I knew we weren't rescuing anymore. We were recovering.
In El Salvador, in the country, when there's trouble, no cavalry shows up. You solve it yourself. Fast.
We located the car. Tied it up. Started pulling out the bodies.
First the driver. Then the maid. Then Don Tony.
I pulled him onto the boat myself. Made the sign of the cross on his back.
I couldn't stop thinking: How does a Cowboy go out like that?
He'd crossed that ferry a thousand times.
You never know what will happen.
The funeral was packed. People I'd never met. All with stories about the Quiet Cowboy.
He built his own sanctuary, an island we still visit most weekends.
You can only get there by ferry.
And every time I cross that water, I think of him.
I'm still trying to become what he was.
I haven't made it yet.
But I haven't stopped trying.
Watch for them. Learn from them.
And maybe, if you're lucky, become one.
• • •
BACK TO THE FRONTIER
• • •
I didn't retire.
I didn't retreat into commentary. I didn't write this and disappear.
I went back to the frontier. I went back to El Salvador.

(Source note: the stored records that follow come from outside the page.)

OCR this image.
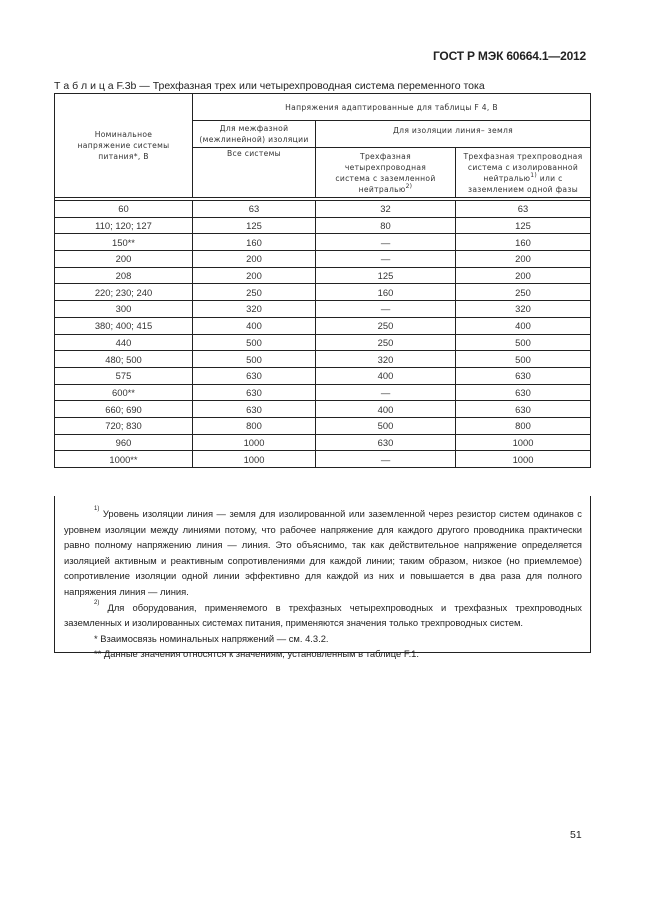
ГОСТ Р МЭК 60664.1—2012
Т а б л и ц а F.3b — Трехфазная трех или четырехпроводная система переменного тока
Номинальное напряжение системы питания*, В	Напряжения адаптированные для таблицы F 4, В		
	Для межфазной (межлинейной) изоляции	Для изоляции линия– земля	
	Все системы	Трехфазная четырехпроводная система с заземленной нейтралью$^{2)}$	Трехфазная трехпроводная система с изолированной нейтралью$^{1)}$ или с заземлением одной фазы

60	63	32	63
110; 120; 127	125	80	125
150**	160	—	160
200	200	—	200
208	200	125	200
220; 230; 240	250	160	250
300	320	—	320
380; 400; 415	400	250	400
440	500	250	500
480; 500	500	320	500
575	630	400	630
600**	630	—	630
660; 690	630	400	630
720; 830	800	500	800
960	1000	630	1000
1000**	1000	—	1000

$^{1)}$ Уровень изоляции линия — земля для изолированной или заземленной через резистор систем одинаков с уровнем изоляции между линиями потому, что рабочее напряжение для каждого другого проводника практически равно полному напряжению линия — линия. Это объяснимо, так как действительное напряжение определяется изоляцией активным и реактивным сопротивлениями для каждой линии; таким образом, низкое (но приемлемое) сопротивление изоляции одной линии эффективно для каждой из них и повышается в два раза для полного напряжения линия — линия.

$^{2)}$ Для оборудования, применяемого в трехфазных четырехпроводных и трехфазных трехпроводных заземленных и изолированных системах питания, применяются значения только трехпроводных систем.

* Взаимосвязь номинальных напряжений — см. 4.3.2.

** Данные значения относятся к значениям, установленным в таблице F.1.

51
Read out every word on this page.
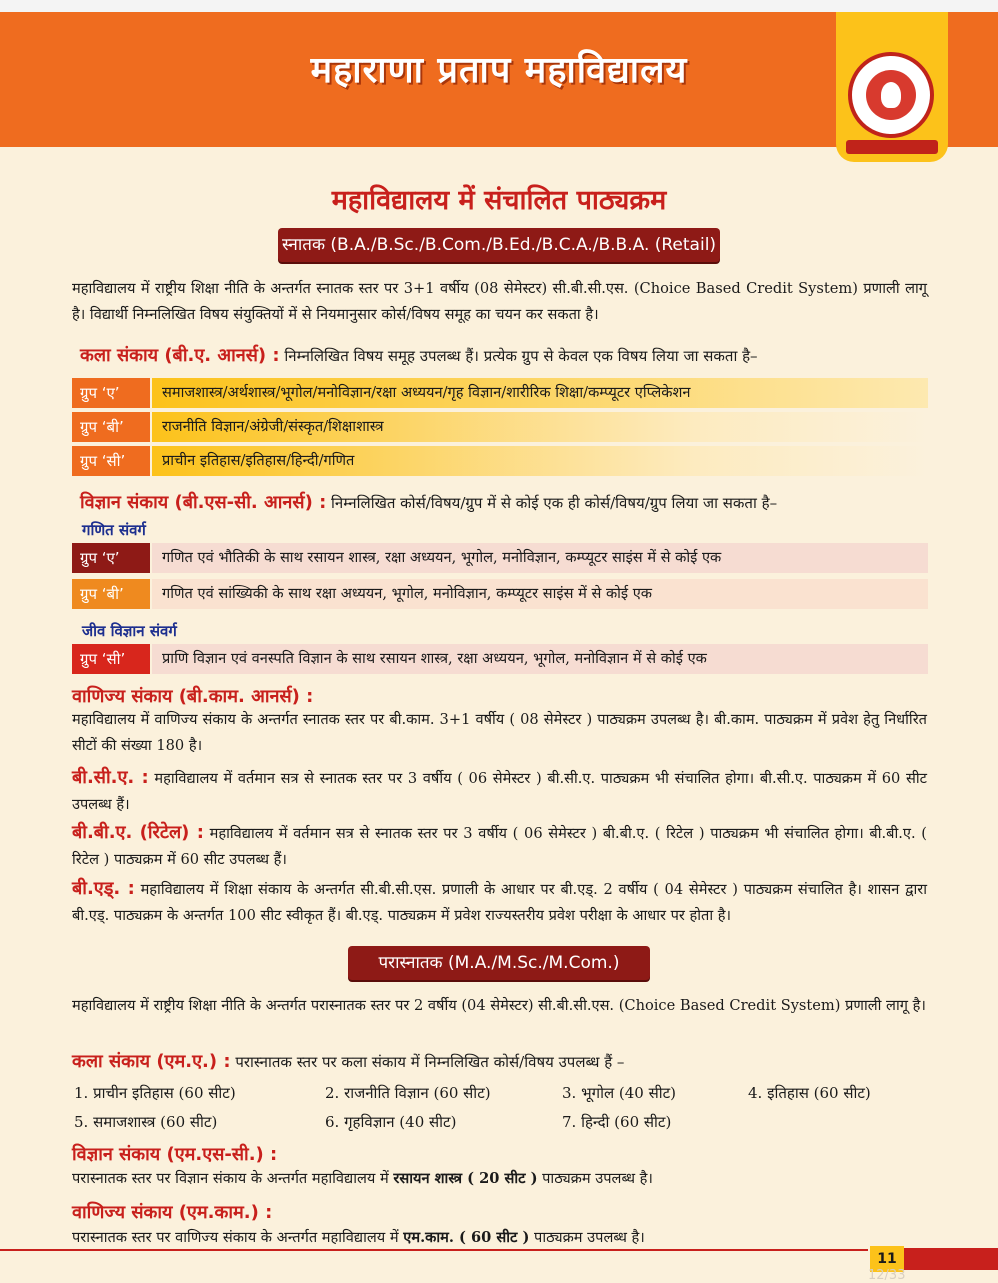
महाराणा प्रताप महाविद्यालय
महाविद्यालय में संचालित पाठ्यक्रम
स्नातक (B.A./B.Sc./B.Com./B.Ed./B.C.A./B.B.A. (Retail)
महाविद्यालय में राष्ट्रीय शिक्षा नीति के अन्तर्गत स्नातक स्तर पर 3+1 वर्षीय (08 सेमेस्टर) सी.बी.सी.एस. (Choice Based Credit System) प्रणाली लागू है। विद्यार्थी निम्नलिखित विषय संयुक्तियों में से नियमानुसार कोर्स/विषय समूह का चयन कर सकता है।
कला संकाय (बी.ए. आनर्स) : निम्नलिखित विषय समूह उपलब्ध हैं। प्रत्येक ग्रुप से केवल एक विषय लिया जा सकता है–
ग्रुप ‘ए’	समाजशास्त्र/अर्थशास्त्र/भूगोल/मनोविज्ञान/रक्षा अध्ययन/गृह विज्ञान/शारीरिक शिक्षा/कम्प्यूटर एप्लिकेशन
ग्रुप ‘बी’	राजनीति विज्ञान/अंग्रेजी/संस्कृत/शिक्षाशास्त्र
ग्रुप ‘सी’	प्राचीन इतिहास/इतिहास/हिन्दी/गणित
विज्ञान संकाय (बी.एस-सी. आनर्स) : निम्नलिखित कोर्स/विषय/ग्रुप में से कोई एक ही कोर्स/विषय/ग्रुप लिया जा सकता है–
गणित संवर्ग
ग्रुप ‘ए’	गणित एवं भौतिकी के साथ रसायन शास्त्र, रक्षा अध्ययन, भूगोल, मनोविज्ञान, कम्प्यूटर साइंस में से कोई एक
ग्रुप ‘बी’	गणित एवं सांख्यिकी के साथ रक्षा अध्ययन, भूगोल, मनोविज्ञान, कम्प्यूटर साइंस में से कोई एक
जीव विज्ञान संवर्ग
ग्रुप ‘सी’	प्राणि विज्ञान एवं वनस्पति विज्ञान के साथ रसायन शास्त्र, रक्षा अध्ययन, भूगोल, मनोविज्ञान में से कोई एक
वाणिज्य संकाय (बी.काम. आनर्स) :
महाविद्यालय में वाणिज्य संकाय के अन्तर्गत स्नातक स्तर पर बी.काम. 3+1 वर्षीय ( 08 सेमेस्टर ) पाठ्यक्रम उपलब्ध है। बी.काम. पाठ्यक्रम में प्रवेश हेतु निर्धारित सीटों की संख्या 180 है।
बी.सी.ए. : महाविद्यालय में वर्तमान सत्र से स्नातक स्तर पर 3 वर्षीय ( 06 सेमेस्टर ) बी.सी.ए. पाठ्यक्रम भी संचालित होगा। बी.सी.ए. पाठ्यक्रम में 60 सीट उपलब्ध हैं।
बी.बी.ए. (रिटेल) : महाविद्यालय में वर्तमान सत्र से स्नातक स्तर पर 3 वर्षीय ( 06 सेमेस्टर ) बी.बी.ए. ( रिटेल ) पाठ्यक्रम भी संचालित होगा। बी.बी.ए. ( रिटेल ) पाठ्यक्रम में 60 सीट उपलब्ध हैं।
बी.एड्. : महाविद्यालय में शिक्षा संकाय के अन्तर्गत सी.बी.सी.एस. प्रणाली के आधार पर बी.एड्. 2 वर्षीय ( 04 सेमेस्टर ) पाठ्यक्रम संचालित है। शासन द्वारा बी.एड्. पाठ्यक्रम के अन्तर्गत 100 सीट स्वीकृत हैं। बी.एड्. पाठ्यक्रम में प्रवेश राज्यस्तरीय प्रवेश परीक्षा के आधार पर होता है।
परास्नातक (M.A./M.Sc./M.Com.)
महाविद्यालय में राष्ट्रीय शिक्षा नीति के अन्तर्गत परास्नातक स्तर पर 2 वर्षीय (04 सेमेस्टर) सी.बी.सी.एस. (Choice Based Credit System) प्रणाली लागू है।
कला संकाय (एम.ए.) : परास्नातक स्तर पर कला संकाय में निम्नलिखित कोर्स/विषय उपलब्ध हैं –
1. प्राचीन इतिहास (60 सीट)	2. राजनीति विज्ञान (60 सीट)	3. भूगोल (40 सीट)	4. इतिहास (60 सीट)
5. समाजशास्त्र (60 सीट)	6. गृहविज्ञान (40 सीट)	7. हिन्दी (60 सीट)
विज्ञान संकाय (एम.एस-सी.) :
परास्नातक स्तर पर विज्ञान संकाय के अन्तर्गत महाविद्यालय में रसायन शास्त्र ( 20 सीट ) पाठ्यक्रम उपलब्ध है।
वाणिज्य संकाय (एम.काम.) :
परास्नातक स्तर पर वाणिज्य संकाय के अन्तर्गत महाविद्यालय में एम.काम. ( 60 सीट ) पाठ्यक्रम उपलब्ध है।
11
12/33
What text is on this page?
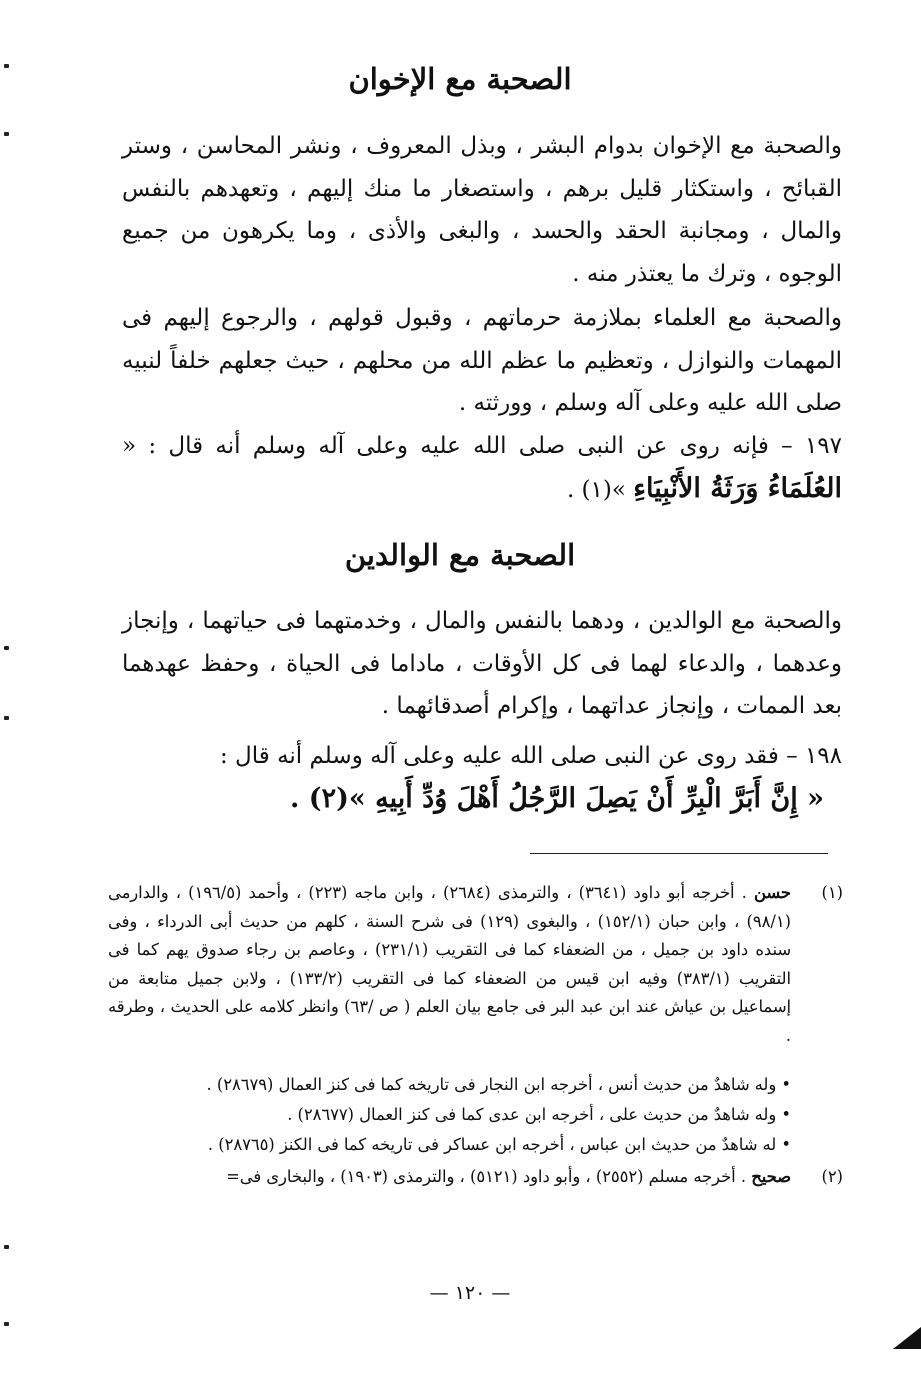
الصحبة مع الإخوان
والصحبة مع الإخوان بدوام البشر ، وبذل المعروف ، ونشر المحاسن ، وستر القبائح ، واستكثار قليل برهم ، واستصغار ما منك إليهم ، وتعهدهم بالنفس والمال ، ومجانبة الحقد والحسد ، والبغى والأذى ، وما يكرهون من جميع الوجوه ، وترك ما يعتذر منه .
والصحبة مع العلماء بملازمة حرماتهم ، وقبول قولهم ، والرجوع إليهم فى المهمات والنوازل ، وتعظيم ما عظم الله من محلهم ، حيث جعلهم خلفاً لنبيه صلى الله عليه وعلى آله وسلم ، وورثته .
١٩٧ – فإنه روى عن النبى صلى الله عليه وعلى آله وسلم أنه قال : « العُلَمَاءُ وَرَثَةُ الأَنْبِيَاءِ »(١) .
الصحبة مع الوالدين
والصحبة مع الوالدين ، ودهما بالنفس والمال ، وخدمتهما فى حياتهما ، وإنجاز وعدهما ، والدعاء لهما فى كل الأوقات ، ماداما فى الحياة ، وحفظ عهدهما بعد الممات ، وإنجاز عداتهما ، وإكرام أصدقائهما .
١٩٨ – فقد روى عن النبى صلى الله عليه وعلى آله وسلم أنه قال :
« إِنَّ أَبَرَّ الْبِرِّ أَنْ يَصِلَ الرَّجُلُ أَهْلَ وُدِّ أَبِيهِ »(٢) .
(١)
حسن . أخرجه أبو داود (٣٦٤١) ، والترمذى (٢٦٨٤) ، وابن ماجه (٢٢٣) ، وأحمد (١٩٦/٥) ، والدارمى (٩٨/١) ، وابن حبان (١٥٢/١) ، والبغوى (١٢٩) فى شرح السنة ، كلهم من حديث أبى الدرداء ، وفى سنده داود بن جميل ، من الضعفاء كما فى التقريب (٢٣١/١) ، وعاصم بن رجاء صدوق يهم كما فى التقريب (٣٨٣/١) وفيه ابن قيس من الضعفاء كما فى التقريب (١٣٣/٢) ، ولابن جميل متابعة من إسماعيل بن عياش عند ابن عبد البر فى جامع بيان العلم ( ص /٦٣) وانظر كلامه على الحديث ، وطرقه .
• وله شاهدٌ من حديث أنس ، أخرجه ابن النجار فى تاريخه كما فى كنز العمال (٢٨٦٧٩) .
• وله شاهدٌ من حديث على ، أخرجه ابن عدى كما فى كنز العمال (٢٨٦٧٧) .
• له شاهدٌ من حديث ابن عباس ، أخرجه ابن عساكر فى تاريخه كما فى الكنز (٢٨٧٦٥) .
(٢)
صحيح . أخرجه مسلم (٢٥٥٢) ، وأبو داود (٥١٢١) ، والترمذى (١٩٠٣) ، والبخارى فى=
— ١٢٠ —
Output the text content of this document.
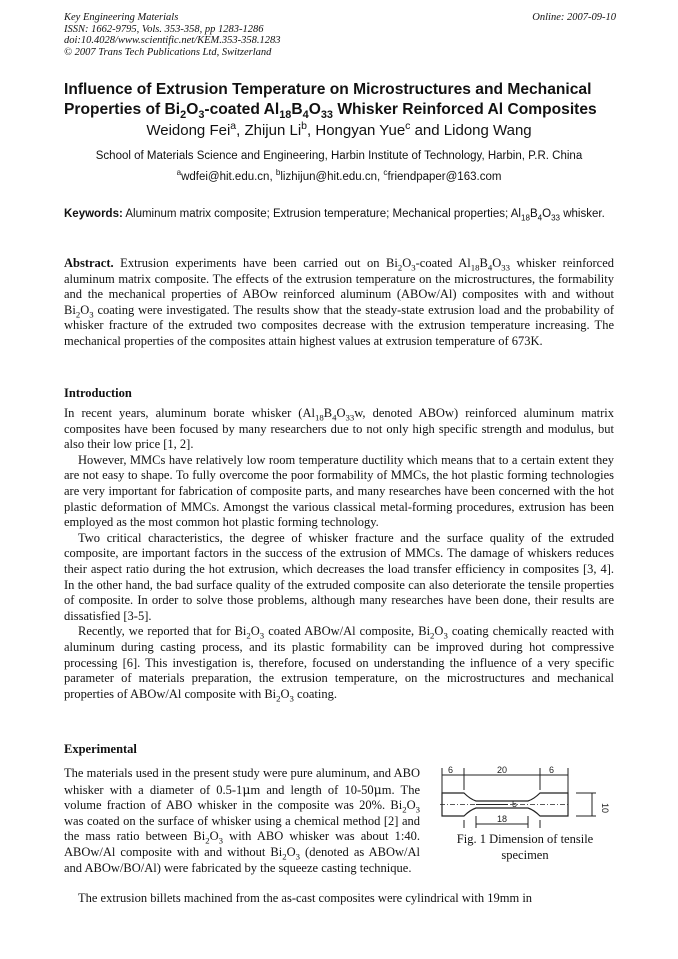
Key Engineering Materials
ISSN: 1662-9795, Vols. 353-358, pp 1283-1286
doi:10.4028/www.scientific.net/KEM.353-358.1283
© 2007 Trans Tech Publications Ltd, Switzerland
Online: 2007-09-10
Influence of Extrusion Temperature on Microstructures and Mechanical
Properties of $Bi_2O_3$-coated $Al_{18}B_4O_{33}$ Whisker Reinforced Al Composites
Weidong Fei$^a$, Zhijun Li$^b$, Hongyan Yue$^c$ and Lidong Wang
School of Materials Science and Engineering, Harbin Institute of Technology, Harbin, P.R. China
$^a$wdfei@hit.edu.cn, $^b$lizhijun@hit.edu.cn, $^c$friendpaper@163.com
Keywords: Aluminum matrix composite; Extrusion temperature; Mechanical properties; $Al_{18}B_4O_{33}$ whisker.
Abstract. Extrusion experiments have been carried out on $Bi_2O_3$-coated $Al_{18}B_4O_{33}$ whisker reinforced aluminum matrix composite. The effects of the extrusion temperature on the microstructures, the formability and the mechanical properties of ABOw reinforced aluminum (ABOw/Al) composites with and without $Bi_2O_3$ coating were investigated. The results show that the steady-state extrusion load and the probability of whisker fracture of the extruded two composites decrease with the extrusion temperature increasing. The mechanical properties of the composites attain highest values at extrusion temperature of 673K.
Introduction

In recent years, aluminum borate whisker ($Al_{18}B_4O_{33}w$, denoted ABOw) reinforced aluminum matrix composites have been focused by many researchers due to not only high specific strength and modulus, but also their low price [1, 2].

However, MMCs have relatively low room temperature ductility which means that to a certain extent they are not easy to shape. To fully overcome the poor formability of MMCs, the hot plastic forming technologies are very important for fabrication of composite parts, and many researches have been concerned with the hot plastic deformation of MMCs. Amongst the various classical metal-forming procedures, extrusion has been employed as the most common hot plastic forming technology.

Two critical characteristics, the degree of whisker fracture and the surface quality of the extruded composite, are important factors in the success of the extrusion of MMCs. The damage of whiskers reduces their aspect ratio during the hot extrusion, which decreases the load transfer efficiency in composites [3, 4]. In the other hand, the bad surface quality of the extruded composite can also deteriorate the tensile properties of composite. In order to solve those problems, although many researches have been done, their results are dissatisfied [3-5].

Recently, we reported that for $Bi_2O_3$ coated ABOw/Al composite, $Bi_2O_3$ coating chemically reacted with aluminum during casting process, and its plastic formability can be improved during hot compressive processing [6]. This investigation is, therefore, focused on understanding the influence of a very specific parameter of materials preparation, the extrusion temperature, on the microstructures and mechanical properties of ABOw/Al composite with $Bi_2O_3$ coating.

Experimental
The materials used in the present study were pure aluminum, and ABO whisker with a diameter of 0.5-1μm and length of 10-50μm. The volume fraction of ABO whisker in the composite was 20%. $Bi_2O_3$ was coated on the surface of whisker using a chemical method [2] and the mass ratio between $Bi_2O_3$ with ABO whisker was about 1:40. ABOw/Al composite with and without $Bi_2O_3$ (denoted as ABOw/Al and ABOw/BO/Al) were fabricated by the squeeze casting technique.
6	20	6
5
18
10
Fig. 1 Dimension of tensile specimen
The extrusion billets machined from the as-cast composites were cylindrical with 19mm in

I chose distance. A place where you can still build, still take risk, still be accountable.
There are no guarantees here. That's the point.
I'm still building.
I can't stop. It's who I am. My wife knows. I won't stop.
But the weight has shifted.
I have five kids. I'm building for them now. Not to protect them from the world, but to prepare them to face it.
I'm the coach now. Not the quarterback.
Frontiers always shrink. There aren't many left.
I can't tell you where to go.
But I can tell you where I stand: exposed, accountable, unfinished.
The frontier is retreating quickly. But you must pick a place to hold the line.
Here I hold the line.
The strongest men I've known
never asked to be followed.
The Back Cover
About the Author
Gregory Keough has received the CIA's Intelligence Star for extraordinary heroism, and been reduced to a number in a federal cell. He has built companies worth hundreds of millions, and lost everything more than once. He wrote this manual from a prison cell in Alabama. He lives in El Salvador with his wife of thirty years and their five children.